Workers must be exposed to novel hazards in a controlled environment to acquire the skills necessary to mitigate them rapidly. An excellent approach to accomplish this is security awareness training (SAT), which, when combined with the appropriate software, may effectively serve as a bridge between employees, HR, and IT. For instance, the HR and IT departments can use the SAT solution to coordinate simulated phishing campaigns, in which dummy emails are sent to staff, and the recipients’ responses are used to determine where additional training is required. The sophistication of these simulations can increase with each new method hackers use.

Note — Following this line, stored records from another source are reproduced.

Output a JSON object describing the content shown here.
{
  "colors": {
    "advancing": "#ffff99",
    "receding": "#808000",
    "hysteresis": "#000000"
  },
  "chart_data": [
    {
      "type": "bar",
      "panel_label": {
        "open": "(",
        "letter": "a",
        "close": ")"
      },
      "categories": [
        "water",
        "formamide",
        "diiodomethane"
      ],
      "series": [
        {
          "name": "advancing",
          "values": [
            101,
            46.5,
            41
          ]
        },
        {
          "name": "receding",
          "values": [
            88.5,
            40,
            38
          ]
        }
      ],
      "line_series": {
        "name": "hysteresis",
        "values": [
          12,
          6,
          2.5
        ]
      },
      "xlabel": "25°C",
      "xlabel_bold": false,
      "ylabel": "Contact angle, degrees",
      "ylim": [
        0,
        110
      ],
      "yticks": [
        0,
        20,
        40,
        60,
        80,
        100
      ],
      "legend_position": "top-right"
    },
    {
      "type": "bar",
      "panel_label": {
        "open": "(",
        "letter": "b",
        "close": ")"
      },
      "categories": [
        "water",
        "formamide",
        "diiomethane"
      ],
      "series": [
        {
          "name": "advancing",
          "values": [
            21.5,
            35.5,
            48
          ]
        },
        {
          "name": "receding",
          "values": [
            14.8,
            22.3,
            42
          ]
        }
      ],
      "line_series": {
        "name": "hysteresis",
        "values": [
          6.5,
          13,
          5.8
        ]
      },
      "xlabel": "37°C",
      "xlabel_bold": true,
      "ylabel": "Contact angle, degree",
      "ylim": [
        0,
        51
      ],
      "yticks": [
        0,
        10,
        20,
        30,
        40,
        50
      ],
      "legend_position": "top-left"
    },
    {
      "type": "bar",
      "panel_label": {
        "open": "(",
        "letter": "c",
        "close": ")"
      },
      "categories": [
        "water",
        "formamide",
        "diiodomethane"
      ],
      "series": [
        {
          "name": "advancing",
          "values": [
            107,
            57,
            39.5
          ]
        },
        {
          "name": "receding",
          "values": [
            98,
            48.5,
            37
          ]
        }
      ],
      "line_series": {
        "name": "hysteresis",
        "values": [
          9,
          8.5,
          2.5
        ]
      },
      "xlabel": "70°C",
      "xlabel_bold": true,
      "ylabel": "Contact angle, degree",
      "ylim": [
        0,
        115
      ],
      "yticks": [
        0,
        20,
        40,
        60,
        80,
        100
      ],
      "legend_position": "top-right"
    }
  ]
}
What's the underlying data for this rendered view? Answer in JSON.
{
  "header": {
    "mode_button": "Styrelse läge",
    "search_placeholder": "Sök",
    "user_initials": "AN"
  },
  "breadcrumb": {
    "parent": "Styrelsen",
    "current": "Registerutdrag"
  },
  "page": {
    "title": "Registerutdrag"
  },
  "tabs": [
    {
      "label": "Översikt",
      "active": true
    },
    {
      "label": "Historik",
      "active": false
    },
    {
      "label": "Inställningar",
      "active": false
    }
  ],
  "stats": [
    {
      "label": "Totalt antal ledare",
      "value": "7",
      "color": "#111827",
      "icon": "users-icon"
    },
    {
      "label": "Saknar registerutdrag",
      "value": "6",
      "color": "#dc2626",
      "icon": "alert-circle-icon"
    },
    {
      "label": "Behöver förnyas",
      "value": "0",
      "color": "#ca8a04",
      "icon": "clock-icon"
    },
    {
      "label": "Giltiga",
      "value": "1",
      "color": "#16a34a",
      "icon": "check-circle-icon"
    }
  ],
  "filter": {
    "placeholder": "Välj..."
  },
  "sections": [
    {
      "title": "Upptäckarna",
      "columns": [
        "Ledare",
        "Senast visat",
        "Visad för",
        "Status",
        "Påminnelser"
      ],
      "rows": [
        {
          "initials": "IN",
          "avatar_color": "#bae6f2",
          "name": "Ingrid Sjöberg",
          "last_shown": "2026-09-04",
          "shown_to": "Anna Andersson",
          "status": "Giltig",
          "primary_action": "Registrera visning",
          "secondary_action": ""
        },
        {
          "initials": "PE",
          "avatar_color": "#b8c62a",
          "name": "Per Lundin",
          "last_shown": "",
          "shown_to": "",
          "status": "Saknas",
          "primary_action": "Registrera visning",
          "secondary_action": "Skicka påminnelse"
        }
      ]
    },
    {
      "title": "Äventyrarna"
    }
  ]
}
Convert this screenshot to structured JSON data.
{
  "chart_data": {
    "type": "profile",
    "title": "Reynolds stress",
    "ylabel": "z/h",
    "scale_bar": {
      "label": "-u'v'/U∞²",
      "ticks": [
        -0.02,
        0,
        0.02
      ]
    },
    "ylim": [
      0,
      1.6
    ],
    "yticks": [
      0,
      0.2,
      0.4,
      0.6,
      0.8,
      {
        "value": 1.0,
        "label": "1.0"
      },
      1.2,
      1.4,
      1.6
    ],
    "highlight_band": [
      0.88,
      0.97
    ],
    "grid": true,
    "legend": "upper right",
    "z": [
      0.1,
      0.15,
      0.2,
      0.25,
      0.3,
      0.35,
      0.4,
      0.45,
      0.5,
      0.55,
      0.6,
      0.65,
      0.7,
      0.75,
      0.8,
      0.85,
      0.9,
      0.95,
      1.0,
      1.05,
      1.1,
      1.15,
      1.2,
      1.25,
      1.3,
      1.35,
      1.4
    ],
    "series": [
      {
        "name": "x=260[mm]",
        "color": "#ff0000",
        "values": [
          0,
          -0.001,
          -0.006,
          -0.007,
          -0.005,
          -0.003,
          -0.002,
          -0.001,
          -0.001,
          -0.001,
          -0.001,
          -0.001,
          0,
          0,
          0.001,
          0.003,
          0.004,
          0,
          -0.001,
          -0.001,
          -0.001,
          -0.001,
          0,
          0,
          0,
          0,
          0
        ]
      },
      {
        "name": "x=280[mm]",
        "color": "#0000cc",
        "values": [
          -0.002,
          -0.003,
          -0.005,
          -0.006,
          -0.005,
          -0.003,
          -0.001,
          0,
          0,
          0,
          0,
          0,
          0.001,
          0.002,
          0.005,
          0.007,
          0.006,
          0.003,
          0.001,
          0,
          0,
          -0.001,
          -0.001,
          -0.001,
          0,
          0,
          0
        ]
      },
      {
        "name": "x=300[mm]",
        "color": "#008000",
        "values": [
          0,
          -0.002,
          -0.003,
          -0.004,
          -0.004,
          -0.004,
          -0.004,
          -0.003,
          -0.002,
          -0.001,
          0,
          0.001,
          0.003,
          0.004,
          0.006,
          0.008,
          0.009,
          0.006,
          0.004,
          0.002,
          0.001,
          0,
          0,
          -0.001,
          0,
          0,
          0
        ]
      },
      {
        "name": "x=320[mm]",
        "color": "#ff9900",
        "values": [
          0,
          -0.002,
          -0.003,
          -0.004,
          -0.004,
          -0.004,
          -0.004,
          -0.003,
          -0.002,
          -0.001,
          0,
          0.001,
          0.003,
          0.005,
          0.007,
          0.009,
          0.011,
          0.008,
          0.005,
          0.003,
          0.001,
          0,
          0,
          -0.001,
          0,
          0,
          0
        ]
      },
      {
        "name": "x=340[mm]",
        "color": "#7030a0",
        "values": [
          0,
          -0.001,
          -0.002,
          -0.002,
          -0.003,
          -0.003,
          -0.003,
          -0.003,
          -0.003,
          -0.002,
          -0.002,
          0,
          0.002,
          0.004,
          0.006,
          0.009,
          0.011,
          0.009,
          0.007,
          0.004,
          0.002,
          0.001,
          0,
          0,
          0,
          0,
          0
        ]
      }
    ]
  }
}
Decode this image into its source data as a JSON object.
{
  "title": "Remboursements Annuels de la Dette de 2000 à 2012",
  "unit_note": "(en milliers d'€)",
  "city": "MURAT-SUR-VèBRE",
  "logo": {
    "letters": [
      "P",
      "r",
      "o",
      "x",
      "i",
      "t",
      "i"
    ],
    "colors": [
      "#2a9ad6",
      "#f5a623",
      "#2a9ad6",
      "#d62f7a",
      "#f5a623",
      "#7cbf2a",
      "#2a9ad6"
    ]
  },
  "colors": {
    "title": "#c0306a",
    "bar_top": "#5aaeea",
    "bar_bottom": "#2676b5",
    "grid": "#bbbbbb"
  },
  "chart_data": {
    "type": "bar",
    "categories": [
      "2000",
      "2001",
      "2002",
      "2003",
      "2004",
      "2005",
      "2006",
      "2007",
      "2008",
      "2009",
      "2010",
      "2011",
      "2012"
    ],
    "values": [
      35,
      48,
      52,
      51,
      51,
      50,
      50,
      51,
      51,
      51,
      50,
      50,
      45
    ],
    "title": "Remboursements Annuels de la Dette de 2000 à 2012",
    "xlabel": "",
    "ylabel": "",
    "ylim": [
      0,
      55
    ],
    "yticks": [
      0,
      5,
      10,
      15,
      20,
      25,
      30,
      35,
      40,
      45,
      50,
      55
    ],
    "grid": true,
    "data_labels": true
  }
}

Integration of security awareness training solutions into an organization’s IT infrastructure is straightforward, providing IT and HR departments with data they can use to evaluate and enhance the company’s security posture through continuous staff education and monitoring. This implementation can only be achieved by the successful collaboration between Cyber Security and HR teams.

One of the largest problems for workers is seeking help when they need it, such as when they are about to do something risky or illegal but are unaware of the consequences. The most effective security awareness training systems keep tabs on employee activity as they use apps, transfer files, and plug in USB keys, providing timely interventions to improve security practices. This detects when a user is engaging in potentially dangerous behavior and prompts instantaneous small ‘nudges’ that teach and enforce new habits among employees. Human resources and information technology would be notified promptly, and repeat offenders would be singled out for additional education. It can also be used to spot patterns in behavior that suggest additional cross-disciplinary instruction is warranted.

Humans as Barriers: Our Greatest Defence

Most workers whose jobs permit it will spend two or more days a week working from home. Employers should prepare for this expectation by incorporating it into their cyber strategy since it will likely be something candidates for new positions will seek.

Collaboration between Cyber Security and HR teams is a must. Whether employees are at home or in an office, they must be trained to act as a “human firewall” to protect the company from outside threats. When properly implemented, security awareness training may be a crucial part of a company’s cyber security strategy, allowing it to monitor and adapt to the ever-changing nature of cyber threats and provide its employees with the most up-to-date, relevant training possible at any given time.